112 Views Asked by At

I am given $n$ numbers (say between 0 and 1) that I partition uniformly at random into $n/k$ sets $S_1, \ldots, S_{n/k}$ each of size $k$. Now I compute the following quantity:

$$ Y = (k/n) \sum_{i=1}^{n/k} \min S_i $$

i.e $Y$ is the average of the minimum values in each set.

Is there any nontrivial relation between $E[Y]$ and order statistics of the set of numbers ? (here the expectation is over the space of partitions). Would the answer change (or become more interesting) if $Y$ was instead the median instead of the average ?

This question came to mind after reading an article on estimated cheapest house prices in a metropolitan area.

1

There are 1 best solutions below

0
On

Let $X_1\leq \dots\leq X_n$ be the numbers. Then $$\mathbb{E}[Y] = \frac{k}{n}\sum_{t=1}^{n-k+1} \frac{\binom{n-t}{k-1}}{\binom{n-1}{k-1}} X_t \approx \frac{k}{n}\sum_{t=1}^{n-k+1} e^{-k t/n} X_t.$$ (the approximate equality holds under some assumptions on $n$, $k$ and $X_t$).

Proof. Let us say that $X_i$ is important if $X_i$ is the smallest element in some set $S_j$ (whether $X_i$ is important or not is a random event that depends on the partition). Note that there are exactly $n/k$ important numbers $X_i$. We have,

$$\mathbb{E}[Y] = \frac{k}{n}\mathbb{E}\left[\sum_{i=1}^{n/k} \min(S_i)\right] = \frac{k}{n} \sum_{t=1}^{n} X_t \Pr(X_t\text{ is important}).$$ Now compute the probability that $X_t$ is important.

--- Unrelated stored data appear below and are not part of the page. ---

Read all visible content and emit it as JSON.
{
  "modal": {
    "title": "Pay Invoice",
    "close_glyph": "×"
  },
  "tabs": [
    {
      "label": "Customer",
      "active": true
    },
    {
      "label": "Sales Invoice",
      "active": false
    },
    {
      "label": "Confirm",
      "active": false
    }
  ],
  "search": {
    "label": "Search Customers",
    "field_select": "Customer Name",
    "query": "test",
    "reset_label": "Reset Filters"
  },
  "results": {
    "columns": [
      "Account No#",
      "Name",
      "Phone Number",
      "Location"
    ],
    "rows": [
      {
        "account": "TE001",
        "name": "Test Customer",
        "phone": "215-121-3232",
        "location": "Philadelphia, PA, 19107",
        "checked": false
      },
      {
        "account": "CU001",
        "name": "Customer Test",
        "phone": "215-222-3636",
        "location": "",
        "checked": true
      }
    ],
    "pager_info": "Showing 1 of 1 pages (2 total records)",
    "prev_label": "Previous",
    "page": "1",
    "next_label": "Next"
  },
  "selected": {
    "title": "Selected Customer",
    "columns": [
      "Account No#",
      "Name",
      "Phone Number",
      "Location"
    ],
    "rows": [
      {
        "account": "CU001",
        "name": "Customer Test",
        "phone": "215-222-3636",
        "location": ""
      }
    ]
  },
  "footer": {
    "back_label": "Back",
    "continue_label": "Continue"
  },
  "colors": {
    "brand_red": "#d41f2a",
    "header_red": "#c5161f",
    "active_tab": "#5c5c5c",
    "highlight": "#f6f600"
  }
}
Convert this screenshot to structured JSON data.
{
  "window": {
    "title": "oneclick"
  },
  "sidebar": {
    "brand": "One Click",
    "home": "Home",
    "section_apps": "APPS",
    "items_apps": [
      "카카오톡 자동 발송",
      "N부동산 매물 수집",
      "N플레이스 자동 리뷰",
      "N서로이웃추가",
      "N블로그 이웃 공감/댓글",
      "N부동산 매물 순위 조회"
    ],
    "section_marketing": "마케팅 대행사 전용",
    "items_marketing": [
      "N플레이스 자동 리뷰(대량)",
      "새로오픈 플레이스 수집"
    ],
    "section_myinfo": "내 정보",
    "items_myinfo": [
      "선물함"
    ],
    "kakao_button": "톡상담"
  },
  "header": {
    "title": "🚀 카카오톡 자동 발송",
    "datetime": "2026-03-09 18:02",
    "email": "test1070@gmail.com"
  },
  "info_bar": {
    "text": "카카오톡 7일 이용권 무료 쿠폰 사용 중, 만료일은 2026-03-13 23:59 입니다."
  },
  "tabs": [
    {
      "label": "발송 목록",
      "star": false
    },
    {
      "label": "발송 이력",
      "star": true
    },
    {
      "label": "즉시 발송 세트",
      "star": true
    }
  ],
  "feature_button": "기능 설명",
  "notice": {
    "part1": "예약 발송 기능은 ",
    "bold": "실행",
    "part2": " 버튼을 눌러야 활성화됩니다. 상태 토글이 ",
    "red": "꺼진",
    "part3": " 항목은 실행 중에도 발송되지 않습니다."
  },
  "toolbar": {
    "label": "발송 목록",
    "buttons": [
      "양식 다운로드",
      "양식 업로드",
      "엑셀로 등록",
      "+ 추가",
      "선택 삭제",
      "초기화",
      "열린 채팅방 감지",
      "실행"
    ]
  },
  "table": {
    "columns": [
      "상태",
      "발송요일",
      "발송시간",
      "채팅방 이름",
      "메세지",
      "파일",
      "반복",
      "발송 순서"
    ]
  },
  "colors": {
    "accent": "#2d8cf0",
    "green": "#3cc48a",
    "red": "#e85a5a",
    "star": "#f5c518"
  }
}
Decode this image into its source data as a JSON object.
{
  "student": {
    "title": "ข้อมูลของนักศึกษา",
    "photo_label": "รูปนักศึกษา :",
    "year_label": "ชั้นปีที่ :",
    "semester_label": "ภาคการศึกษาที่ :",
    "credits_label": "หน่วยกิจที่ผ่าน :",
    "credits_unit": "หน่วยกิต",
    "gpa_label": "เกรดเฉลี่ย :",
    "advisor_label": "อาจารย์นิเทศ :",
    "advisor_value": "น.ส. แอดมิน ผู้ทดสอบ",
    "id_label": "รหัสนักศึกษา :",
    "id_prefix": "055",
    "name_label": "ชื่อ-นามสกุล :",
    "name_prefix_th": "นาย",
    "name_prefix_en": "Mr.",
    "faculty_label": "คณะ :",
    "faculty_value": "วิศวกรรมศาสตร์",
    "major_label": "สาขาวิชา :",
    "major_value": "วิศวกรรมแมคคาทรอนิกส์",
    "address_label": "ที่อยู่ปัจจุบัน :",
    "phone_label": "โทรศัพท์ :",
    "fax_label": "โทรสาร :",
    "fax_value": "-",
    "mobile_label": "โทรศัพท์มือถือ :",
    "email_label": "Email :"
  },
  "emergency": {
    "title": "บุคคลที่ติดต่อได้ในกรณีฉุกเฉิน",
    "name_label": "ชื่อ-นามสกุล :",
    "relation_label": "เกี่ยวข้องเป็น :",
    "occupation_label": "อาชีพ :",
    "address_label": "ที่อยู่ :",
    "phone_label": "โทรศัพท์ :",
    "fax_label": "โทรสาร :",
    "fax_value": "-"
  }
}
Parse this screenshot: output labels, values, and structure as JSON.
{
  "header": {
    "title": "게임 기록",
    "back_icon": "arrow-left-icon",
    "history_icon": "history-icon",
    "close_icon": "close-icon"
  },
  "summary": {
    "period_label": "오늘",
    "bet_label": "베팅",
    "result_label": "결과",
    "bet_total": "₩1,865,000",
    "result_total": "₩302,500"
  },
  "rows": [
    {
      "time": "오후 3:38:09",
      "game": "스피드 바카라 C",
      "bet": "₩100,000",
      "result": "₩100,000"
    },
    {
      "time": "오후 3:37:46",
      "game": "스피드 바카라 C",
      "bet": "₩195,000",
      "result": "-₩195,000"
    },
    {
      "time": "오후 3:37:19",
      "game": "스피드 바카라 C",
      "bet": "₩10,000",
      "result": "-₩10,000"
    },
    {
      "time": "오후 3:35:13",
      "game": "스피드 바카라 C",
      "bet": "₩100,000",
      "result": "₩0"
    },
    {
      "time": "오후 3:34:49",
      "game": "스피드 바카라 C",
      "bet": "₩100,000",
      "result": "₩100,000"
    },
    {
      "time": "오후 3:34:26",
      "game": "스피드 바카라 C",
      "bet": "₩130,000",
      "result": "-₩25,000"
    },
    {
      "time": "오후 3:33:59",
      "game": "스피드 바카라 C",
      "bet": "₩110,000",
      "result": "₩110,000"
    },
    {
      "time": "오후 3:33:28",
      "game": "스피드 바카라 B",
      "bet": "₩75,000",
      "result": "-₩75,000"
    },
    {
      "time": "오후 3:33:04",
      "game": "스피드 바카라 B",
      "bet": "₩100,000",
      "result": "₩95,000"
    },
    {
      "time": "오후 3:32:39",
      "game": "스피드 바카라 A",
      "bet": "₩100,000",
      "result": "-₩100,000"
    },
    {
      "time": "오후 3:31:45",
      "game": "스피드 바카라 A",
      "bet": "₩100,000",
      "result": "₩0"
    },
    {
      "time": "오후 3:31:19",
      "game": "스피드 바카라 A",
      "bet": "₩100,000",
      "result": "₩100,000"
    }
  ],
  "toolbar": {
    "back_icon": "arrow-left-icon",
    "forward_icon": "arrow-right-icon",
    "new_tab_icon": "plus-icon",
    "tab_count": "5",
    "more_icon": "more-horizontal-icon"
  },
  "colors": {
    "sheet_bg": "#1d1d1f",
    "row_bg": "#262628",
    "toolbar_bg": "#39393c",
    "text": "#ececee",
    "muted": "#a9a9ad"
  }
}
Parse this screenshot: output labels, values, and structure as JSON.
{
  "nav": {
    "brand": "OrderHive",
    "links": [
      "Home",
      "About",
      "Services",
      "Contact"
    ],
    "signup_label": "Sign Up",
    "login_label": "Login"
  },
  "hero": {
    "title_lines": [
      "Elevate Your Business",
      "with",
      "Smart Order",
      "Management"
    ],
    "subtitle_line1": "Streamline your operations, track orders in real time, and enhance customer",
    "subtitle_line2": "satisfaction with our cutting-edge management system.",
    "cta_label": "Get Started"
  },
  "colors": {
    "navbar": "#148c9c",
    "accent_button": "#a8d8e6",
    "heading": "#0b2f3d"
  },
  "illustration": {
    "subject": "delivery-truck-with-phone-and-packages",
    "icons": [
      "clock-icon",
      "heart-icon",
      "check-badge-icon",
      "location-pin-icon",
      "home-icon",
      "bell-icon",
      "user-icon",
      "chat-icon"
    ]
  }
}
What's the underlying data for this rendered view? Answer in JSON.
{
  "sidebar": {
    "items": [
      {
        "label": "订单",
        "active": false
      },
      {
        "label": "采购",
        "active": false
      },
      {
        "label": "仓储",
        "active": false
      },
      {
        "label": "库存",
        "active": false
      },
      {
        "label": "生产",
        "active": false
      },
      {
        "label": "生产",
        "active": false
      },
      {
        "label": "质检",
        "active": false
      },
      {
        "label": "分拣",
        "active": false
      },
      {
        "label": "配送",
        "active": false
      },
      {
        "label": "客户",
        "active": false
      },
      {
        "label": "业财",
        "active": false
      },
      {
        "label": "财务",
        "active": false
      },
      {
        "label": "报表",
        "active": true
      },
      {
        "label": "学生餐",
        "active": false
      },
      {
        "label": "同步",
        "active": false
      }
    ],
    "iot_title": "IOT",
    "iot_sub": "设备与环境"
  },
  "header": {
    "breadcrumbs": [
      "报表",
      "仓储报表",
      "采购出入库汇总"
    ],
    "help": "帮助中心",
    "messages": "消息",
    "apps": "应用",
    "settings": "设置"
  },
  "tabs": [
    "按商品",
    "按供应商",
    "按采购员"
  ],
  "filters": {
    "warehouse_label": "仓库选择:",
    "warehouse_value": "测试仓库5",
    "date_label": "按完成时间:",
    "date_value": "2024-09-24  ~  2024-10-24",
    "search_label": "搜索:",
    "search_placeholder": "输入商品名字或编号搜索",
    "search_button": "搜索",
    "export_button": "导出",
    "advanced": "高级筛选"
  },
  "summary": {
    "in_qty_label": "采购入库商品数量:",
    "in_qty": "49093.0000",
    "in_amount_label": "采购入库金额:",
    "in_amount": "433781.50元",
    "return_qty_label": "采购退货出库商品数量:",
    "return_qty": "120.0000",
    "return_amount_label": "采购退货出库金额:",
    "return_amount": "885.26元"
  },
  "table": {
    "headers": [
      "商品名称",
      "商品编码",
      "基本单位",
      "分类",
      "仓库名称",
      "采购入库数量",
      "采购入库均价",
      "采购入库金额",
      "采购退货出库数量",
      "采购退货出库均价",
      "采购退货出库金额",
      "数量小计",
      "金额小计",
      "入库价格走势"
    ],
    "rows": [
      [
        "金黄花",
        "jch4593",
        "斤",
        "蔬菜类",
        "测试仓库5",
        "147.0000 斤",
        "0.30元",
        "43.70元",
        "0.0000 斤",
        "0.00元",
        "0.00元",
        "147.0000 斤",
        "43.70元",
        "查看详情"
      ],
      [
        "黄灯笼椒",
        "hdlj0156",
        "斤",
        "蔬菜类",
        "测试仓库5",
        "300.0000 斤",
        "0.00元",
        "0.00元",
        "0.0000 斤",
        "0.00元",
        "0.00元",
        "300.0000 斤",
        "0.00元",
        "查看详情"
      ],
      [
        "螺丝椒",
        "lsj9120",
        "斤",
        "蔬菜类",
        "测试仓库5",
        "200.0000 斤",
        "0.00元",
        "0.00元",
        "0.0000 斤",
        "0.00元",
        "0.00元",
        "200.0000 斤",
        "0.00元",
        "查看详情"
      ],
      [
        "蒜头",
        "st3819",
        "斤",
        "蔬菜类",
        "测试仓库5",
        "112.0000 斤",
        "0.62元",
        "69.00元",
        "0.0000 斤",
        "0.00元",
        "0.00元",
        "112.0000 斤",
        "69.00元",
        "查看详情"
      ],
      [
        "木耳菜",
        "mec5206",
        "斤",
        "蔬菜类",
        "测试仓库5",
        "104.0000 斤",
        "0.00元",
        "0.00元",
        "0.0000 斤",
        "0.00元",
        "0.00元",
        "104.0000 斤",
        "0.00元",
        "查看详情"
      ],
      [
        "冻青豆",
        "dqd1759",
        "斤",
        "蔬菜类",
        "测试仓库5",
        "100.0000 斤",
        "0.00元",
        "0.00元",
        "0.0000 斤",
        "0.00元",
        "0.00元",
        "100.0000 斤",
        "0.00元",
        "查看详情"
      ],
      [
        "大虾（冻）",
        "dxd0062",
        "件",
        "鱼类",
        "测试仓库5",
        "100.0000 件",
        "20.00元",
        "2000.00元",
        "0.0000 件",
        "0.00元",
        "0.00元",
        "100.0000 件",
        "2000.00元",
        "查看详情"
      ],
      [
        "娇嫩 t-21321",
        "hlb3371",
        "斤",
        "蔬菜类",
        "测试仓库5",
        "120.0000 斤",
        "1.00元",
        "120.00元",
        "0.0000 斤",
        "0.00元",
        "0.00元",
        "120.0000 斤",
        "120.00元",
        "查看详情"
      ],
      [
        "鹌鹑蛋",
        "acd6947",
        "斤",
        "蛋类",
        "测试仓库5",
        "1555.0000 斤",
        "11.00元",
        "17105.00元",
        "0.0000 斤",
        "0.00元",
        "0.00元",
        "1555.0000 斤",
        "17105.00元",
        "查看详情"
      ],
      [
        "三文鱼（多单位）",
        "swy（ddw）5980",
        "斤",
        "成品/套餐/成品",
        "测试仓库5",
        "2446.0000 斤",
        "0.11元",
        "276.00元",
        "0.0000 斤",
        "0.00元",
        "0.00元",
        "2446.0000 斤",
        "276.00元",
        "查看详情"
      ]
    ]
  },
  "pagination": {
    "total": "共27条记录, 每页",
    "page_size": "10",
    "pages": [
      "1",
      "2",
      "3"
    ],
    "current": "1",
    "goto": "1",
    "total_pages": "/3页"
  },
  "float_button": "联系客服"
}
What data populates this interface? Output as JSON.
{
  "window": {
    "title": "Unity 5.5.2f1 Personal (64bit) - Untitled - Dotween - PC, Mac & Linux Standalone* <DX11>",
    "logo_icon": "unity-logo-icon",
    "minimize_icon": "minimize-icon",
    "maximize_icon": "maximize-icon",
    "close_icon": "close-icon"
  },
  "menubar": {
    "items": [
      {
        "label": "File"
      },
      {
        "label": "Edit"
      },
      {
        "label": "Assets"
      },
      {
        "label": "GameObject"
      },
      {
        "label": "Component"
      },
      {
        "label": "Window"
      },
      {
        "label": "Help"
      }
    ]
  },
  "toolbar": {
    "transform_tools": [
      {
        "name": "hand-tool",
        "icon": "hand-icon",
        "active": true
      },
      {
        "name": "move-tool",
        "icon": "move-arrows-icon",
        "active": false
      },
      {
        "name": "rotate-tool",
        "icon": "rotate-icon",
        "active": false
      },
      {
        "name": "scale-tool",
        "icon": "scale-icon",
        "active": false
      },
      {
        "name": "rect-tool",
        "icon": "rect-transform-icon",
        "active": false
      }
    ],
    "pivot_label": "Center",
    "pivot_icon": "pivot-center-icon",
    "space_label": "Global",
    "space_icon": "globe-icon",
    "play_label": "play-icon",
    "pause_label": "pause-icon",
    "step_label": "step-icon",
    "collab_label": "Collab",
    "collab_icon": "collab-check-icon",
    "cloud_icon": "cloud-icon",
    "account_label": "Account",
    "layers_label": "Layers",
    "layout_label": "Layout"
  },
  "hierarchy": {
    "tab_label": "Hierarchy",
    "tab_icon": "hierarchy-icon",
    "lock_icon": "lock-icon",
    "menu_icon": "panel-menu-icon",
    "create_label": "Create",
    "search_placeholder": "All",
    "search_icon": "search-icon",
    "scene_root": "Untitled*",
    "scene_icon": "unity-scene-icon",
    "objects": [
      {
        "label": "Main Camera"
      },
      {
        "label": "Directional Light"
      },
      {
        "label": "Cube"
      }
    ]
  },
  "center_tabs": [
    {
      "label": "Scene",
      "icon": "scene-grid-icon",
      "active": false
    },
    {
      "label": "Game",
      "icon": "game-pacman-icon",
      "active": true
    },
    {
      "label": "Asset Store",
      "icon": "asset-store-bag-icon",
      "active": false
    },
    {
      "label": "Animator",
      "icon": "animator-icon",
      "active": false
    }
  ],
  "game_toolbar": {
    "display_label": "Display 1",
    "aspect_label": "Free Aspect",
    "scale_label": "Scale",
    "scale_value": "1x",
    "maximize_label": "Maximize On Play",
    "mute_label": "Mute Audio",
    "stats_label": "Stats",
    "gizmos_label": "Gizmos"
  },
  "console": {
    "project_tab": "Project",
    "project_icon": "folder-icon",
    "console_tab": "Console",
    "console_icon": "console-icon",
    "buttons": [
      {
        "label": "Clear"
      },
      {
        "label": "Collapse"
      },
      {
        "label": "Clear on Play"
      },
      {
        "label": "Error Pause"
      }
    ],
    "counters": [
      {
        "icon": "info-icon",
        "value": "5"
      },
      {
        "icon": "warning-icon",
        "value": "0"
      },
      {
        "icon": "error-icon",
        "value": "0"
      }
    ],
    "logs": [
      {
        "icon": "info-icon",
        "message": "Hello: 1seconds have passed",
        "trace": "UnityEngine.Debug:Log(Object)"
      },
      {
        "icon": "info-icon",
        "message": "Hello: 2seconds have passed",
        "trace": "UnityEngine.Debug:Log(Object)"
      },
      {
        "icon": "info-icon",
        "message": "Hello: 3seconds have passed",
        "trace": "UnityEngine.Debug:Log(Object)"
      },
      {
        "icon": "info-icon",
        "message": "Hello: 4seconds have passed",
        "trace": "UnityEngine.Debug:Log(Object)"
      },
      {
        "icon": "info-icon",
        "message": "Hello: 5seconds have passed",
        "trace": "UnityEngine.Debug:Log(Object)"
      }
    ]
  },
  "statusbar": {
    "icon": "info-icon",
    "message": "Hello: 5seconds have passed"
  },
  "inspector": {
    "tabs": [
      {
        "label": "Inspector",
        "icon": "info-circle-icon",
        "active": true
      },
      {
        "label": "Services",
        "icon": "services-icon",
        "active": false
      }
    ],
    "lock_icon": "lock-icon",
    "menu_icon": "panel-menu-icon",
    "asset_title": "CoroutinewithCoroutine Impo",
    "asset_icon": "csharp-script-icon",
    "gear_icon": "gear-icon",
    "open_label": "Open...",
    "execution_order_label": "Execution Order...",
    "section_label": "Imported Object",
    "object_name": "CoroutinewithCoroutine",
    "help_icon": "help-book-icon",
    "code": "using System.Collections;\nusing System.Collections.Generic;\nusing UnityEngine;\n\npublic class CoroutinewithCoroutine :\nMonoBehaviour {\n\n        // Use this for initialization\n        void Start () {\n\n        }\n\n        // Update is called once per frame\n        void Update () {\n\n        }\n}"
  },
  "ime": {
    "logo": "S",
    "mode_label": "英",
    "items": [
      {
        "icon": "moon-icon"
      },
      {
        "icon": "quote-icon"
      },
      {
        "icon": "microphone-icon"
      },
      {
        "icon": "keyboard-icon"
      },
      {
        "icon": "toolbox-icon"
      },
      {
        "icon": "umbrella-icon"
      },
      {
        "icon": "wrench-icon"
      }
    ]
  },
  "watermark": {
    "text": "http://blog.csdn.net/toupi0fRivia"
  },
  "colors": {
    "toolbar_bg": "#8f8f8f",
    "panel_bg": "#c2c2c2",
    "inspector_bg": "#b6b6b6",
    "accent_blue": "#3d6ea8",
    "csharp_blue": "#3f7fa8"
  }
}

Suppose that $X_t\in S_i$. Then $X_t$ is important if and only if $X_1,\dots, X_{t-1}$ are not in $S_i$. In other words, $X_t$ is important if and only if $S_i \setminus \{X_t\} \subseteq \{X_{t+1},\dots, X_n\}$. The probability of this event is $$\frac{\binom{n-t}{k-1}}{\binom{n-1}{k-1}}$$ (here we use that $|S_i \setminus \{X_t\}| = k-1$).